A few weeks ago, I let you know about The Guardian’s new series spotlighting the best 100 nonfiction books of all time. Today, we have a curious addition to the list: Ted Hughes’ 1997 collection Birthday Letters. Here’s a bonus Millions review of Jonathan Bates’ controversial new biography of Hughes, Ted Hughes: The Unauthorised Life.
Pew Research published 10 Facts About Americans and Public Libraries, and some of the findings may surprise you. For example, would you have guessed that 26% of library patrons say their use has gone up in the past five years? Other findings, of course, won’t shock anybody — such as the fact that e-reading is on the rise, which, as I noted two years ago, poses some serious ecological challenges.
Facebook’s amended S-1 to its IPO was filed this week, and the details confirm some of the doubts raised in the last filing. The company estimates that between 5-6% of its most active users could in fact be “duplicate” (read: fake) accounts. Put in more concrete terms, of Facebook’s estimated 850 million users, 46,475,000 may be like this one. (46 million, by the way, is roughly the population of Colombia, Spain, or Ukraine.)

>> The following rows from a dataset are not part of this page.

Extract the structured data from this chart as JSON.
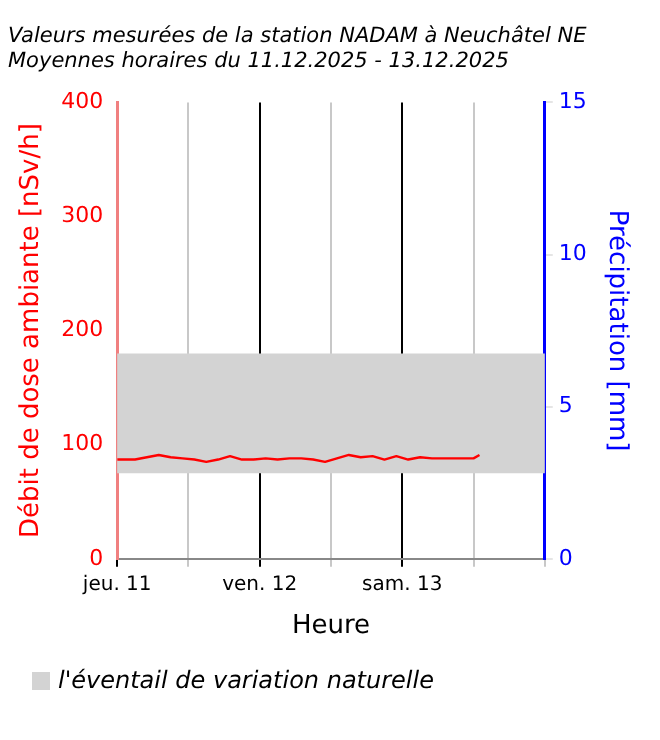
{
  "chart_data": {
    "type": "line",
    "title": "Valeurs mesurées de la station NADAM à Neuchâtel NE",
    "subtitle": "Moyennes horaires du 11.12.2025 - 13.12.2025",
    "xlabel": "Heure",
    "ylabel": "Débit de dose ambiante [nSv/h]",
    "y2label": "Précipitation [mm]",
    "x": [
      "2025-12-11T00:00",
      "2025-12-11T03:00",
      "2025-12-11T05:00",
      "2025-12-11T07:00",
      "2025-12-11T09:00",
      "2025-12-11T11:00",
      "2025-12-11T13:00",
      "2025-12-11T15:00",
      "2025-12-11T17:00",
      "2025-12-11T19:00",
      "2025-12-11T21:00",
      "2025-12-11T23:00",
      "2025-12-12T01:00",
      "2025-12-12T03:00",
      "2025-12-12T05:00",
      "2025-12-12T07:00",
      "2025-12-12T09:00",
      "2025-12-12T11:00",
      "2025-12-12T13:00",
      "2025-12-12T15:00",
      "2025-12-12T17:00",
      "2025-12-12T19:00",
      "2025-12-12T21:00",
      "2025-12-12T23:00",
      "2025-12-13T01:00",
      "2025-12-13T03:00",
      "2025-12-13T05:00",
      "2025-12-13T07:00",
      "2025-12-13T09:00",
      "2025-12-13T11:00",
      "2025-12-13T12:00",
      "2025-12-13T13:00"
    ],
    "series": [
      {
        "color": "#ff0000",
        "values": [
          87,
          87,
          89,
          91,
          89,
          88,
          87,
          85,
          87,
          90,
          87,
          87,
          88,
          87,
          88,
          88,
          87,
          85,
          88,
          91,
          89,
          90,
          87,
          90,
          87,
          89,
          88,
          88,
          88,
          88,
          88,
          91
        ]
      }
    ],
    "xlim": [
      "2025-12-11T00:00",
      "2025-12-14T00:00"
    ],
    "xticks": [
      {
        "value": "2025-12-11T00:00",
        "label": "jeu. 11"
      },
      {
        "value": "2025-12-11T12:00",
        "label": null
      },
      {
        "value": "2025-12-12T00:00",
        "label": "ven. 12"
      },
      {
        "value": "2025-12-12T12:00",
        "label": null
      },
      {
        "value": "2025-12-13T00:00",
        "label": "sam. 13"
      },
      {
        "value": "2025-12-13T12:00",
        "label": null
      },
      {
        "value": "2025-12-14T00:00",
        "label": null
      }
    ],
    "ylim": [
      0,
      400
    ],
    "yticks": [
      0,
      100,
      200,
      300,
      400
    ],
    "y2lim": [
      0,
      15
    ],
    "y2ticks": [
      0,
      5,
      10,
      15
    ],
    "bands": [
      {
        "axis": "y",
        "from": 75,
        "to": 180,
        "label": "l'éventail de variation naturelle",
        "color": "#d3d3d3"
      }
    ],
    "grid": "x",
    "legend": "bottom",
    "marker": "none",
    "line_style": "solid"
  }
}
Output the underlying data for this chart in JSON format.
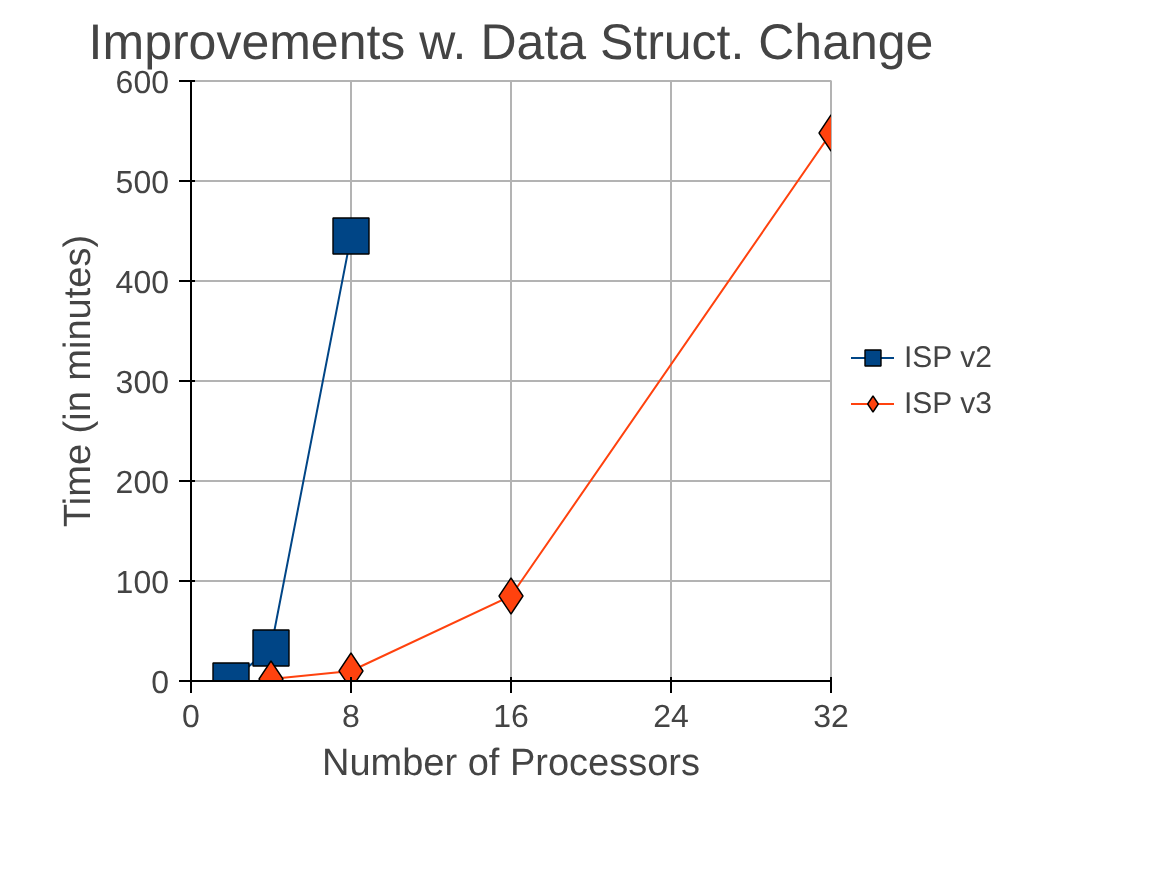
{
  "chart_data": {
    "type": "line",
    "title": "Improvements w. Data Struct. Change",
    "xlabel": "Number of Processors",
    "ylabel": "Time (in minutes)",
    "xlim": [
      0,
      32
    ],
    "xticks": [
      0,
      8,
      16,
      24,
      32
    ],
    "ylim": [
      0,
      600
    ],
    "yticks": [
      0,
      100,
      200,
      300,
      400,
      500,
      600
    ],
    "grid": true,
    "legend": "right",
    "series": [
      {
        "name": "ISP v2",
        "color": "#004586",
        "marker": "square",
        "x": [
          2,
          4,
          8
        ],
        "values": [
          0,
          33,
          445
        ]
      },
      {
        "name": "ISP v3",
        "color": "#ff420e",
        "marker": "diamond",
        "x": [
          4,
          8,
          16,
          32
        ],
        "values": [
          2,
          10,
          85,
          548
        ]
      }
    ]
  }
}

Do you long to go on an adventure, but only so long as the adventure is not in any way uncomfortable or inconvenient? Has a wizard roped you into a quest because one of your ancestors invented golf? If you answer yes to either of these questions, you might be living inside of a J.R.R. Tolkien book.
“If Nietzsche was right that we need our illusions, I’ll go one further and posit that we need our illusionists: to disprove our eyes, investigate our dreams, and sometimes charm the money from our pockets.” Here’s a fantastic essay from The Rumpus on psychics, love spells, and easy exits.
Those of you with more than a passing familiarity with the Brothers Grimm will know that classic fairy tales were often dark and macabre. They’re considerably more frightening than the sanitized versions we read to our children today. At Salon, Maria Tatar talks to Laura Miller about her translation of The Turnip Princess, a new collection of previously undiscovered fairy tales. Sample quote: “There isn’t that strict division of gendered labor that you find in the Grimms.” You could also read Kirsty Logan on the trouble with fairy tales.